An adaptation of C.S. Lewis’s The Screwtape Letters, that has very successfully played NYC before in various venues (as well as regionally), is making a renewed appearance at the Westside Theatre on 43rd Street; but for all the accolades it has received, I find it a disquieting entry. Lewis, arguably the most influential Christian writer of the 20th Century, conceived the original short book as a treatise on the nature of sin and redemption, in the form of letters from an executive demon, Screwtape, to one of a lower order, his nephew Wormwood, who has been assigned to bring a particular “patient” into the fold of Hell, away from Christianity and morality—with severe consequences to Wormwood should he fail. The wordplay is witty in a Shavian/Wilde-like manner, as Screwtape’s upside down view of the universe is used to ironic effect, and pithy observations are made—for example: if you get the patient to take pride in a selfless act, you mitigate the selflessness with the sin of self-satisfaction—but in the end, The Screwtape Letters is still a Christian tract, meant to sermonize and proselytize
(however ironically), if not overtly to recruit and convert; and once its premise is established, and the first few letters “delivered” (in all senses of the word), it can only spin variations on a repetitive theme.
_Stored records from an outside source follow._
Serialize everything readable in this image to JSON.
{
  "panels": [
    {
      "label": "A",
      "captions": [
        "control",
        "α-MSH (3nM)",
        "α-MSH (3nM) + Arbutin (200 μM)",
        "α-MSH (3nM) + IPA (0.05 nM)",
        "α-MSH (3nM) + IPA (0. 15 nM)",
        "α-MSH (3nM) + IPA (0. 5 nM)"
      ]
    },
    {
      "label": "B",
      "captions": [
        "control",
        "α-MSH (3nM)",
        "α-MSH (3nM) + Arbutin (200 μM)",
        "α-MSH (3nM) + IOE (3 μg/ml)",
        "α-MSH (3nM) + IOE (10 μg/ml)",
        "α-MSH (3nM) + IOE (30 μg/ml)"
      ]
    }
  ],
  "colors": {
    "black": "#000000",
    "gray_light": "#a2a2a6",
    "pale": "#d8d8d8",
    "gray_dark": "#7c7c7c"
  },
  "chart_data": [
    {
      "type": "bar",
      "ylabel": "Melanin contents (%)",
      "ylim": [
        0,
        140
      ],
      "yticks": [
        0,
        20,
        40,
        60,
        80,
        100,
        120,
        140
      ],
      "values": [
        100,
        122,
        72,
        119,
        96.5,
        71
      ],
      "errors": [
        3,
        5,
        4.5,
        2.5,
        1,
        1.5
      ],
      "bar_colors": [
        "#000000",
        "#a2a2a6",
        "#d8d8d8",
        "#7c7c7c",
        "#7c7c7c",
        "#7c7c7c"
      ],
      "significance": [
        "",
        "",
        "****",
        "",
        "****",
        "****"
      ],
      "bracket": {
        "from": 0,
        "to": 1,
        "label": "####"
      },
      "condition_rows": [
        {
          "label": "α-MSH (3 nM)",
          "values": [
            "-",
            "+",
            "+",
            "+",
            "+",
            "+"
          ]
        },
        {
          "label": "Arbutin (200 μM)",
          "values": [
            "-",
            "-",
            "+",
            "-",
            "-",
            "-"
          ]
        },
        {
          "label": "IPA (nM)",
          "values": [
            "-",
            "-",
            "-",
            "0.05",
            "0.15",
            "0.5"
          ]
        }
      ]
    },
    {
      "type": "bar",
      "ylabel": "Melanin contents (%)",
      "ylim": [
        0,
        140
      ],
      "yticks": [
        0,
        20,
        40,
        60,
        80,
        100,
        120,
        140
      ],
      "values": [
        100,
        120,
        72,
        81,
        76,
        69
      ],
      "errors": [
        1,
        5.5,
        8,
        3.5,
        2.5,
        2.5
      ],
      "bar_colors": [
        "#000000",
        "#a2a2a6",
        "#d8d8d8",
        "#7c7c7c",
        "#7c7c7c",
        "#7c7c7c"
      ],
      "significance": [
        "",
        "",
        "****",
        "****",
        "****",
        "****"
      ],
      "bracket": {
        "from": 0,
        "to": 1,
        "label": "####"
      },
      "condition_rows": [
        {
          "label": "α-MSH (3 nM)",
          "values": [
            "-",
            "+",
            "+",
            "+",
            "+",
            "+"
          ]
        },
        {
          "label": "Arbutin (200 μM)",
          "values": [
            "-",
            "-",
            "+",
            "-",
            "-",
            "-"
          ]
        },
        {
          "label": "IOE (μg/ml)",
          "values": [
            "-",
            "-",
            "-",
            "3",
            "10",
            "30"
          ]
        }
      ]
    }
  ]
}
                        The saturnine, dinner-jacketed grandeur of star co-adapter/co-director Max McLean—who puts one in mind of the British actor and voice-over man Tony Jay (he perhaps most visible in the States for the role of the similarly malevolent Paracelsus in the ‘80s romantic fantasy TV series Beauty and the Beast)—certainly commands stage impressively, as he prowls and paces and ponders; with feral “commentary” (vocalized but non-verbal) from his imp assistant Toadpipe (the adorably spiky-tempered and gremlin-like Karen Eleanor Wight, replete with full-body fur); but there comes a point where, no matter what your belief system, you may tire of the ideological game and its agenda of bringing you into the fold of He that Screwtape calls “the enemy.” My companion of the evening suggested that the show might be better suited to the Christian theatre circuit, and I agree it's well suited; but with C.S. Lewis you're dealing with world literature, not merely popular evangelical fiction, like the Left Behind series…so lines of demarcation are hard to define—and probably very personal. Co-direction and co-adaptation are by Jeffrey Fiske.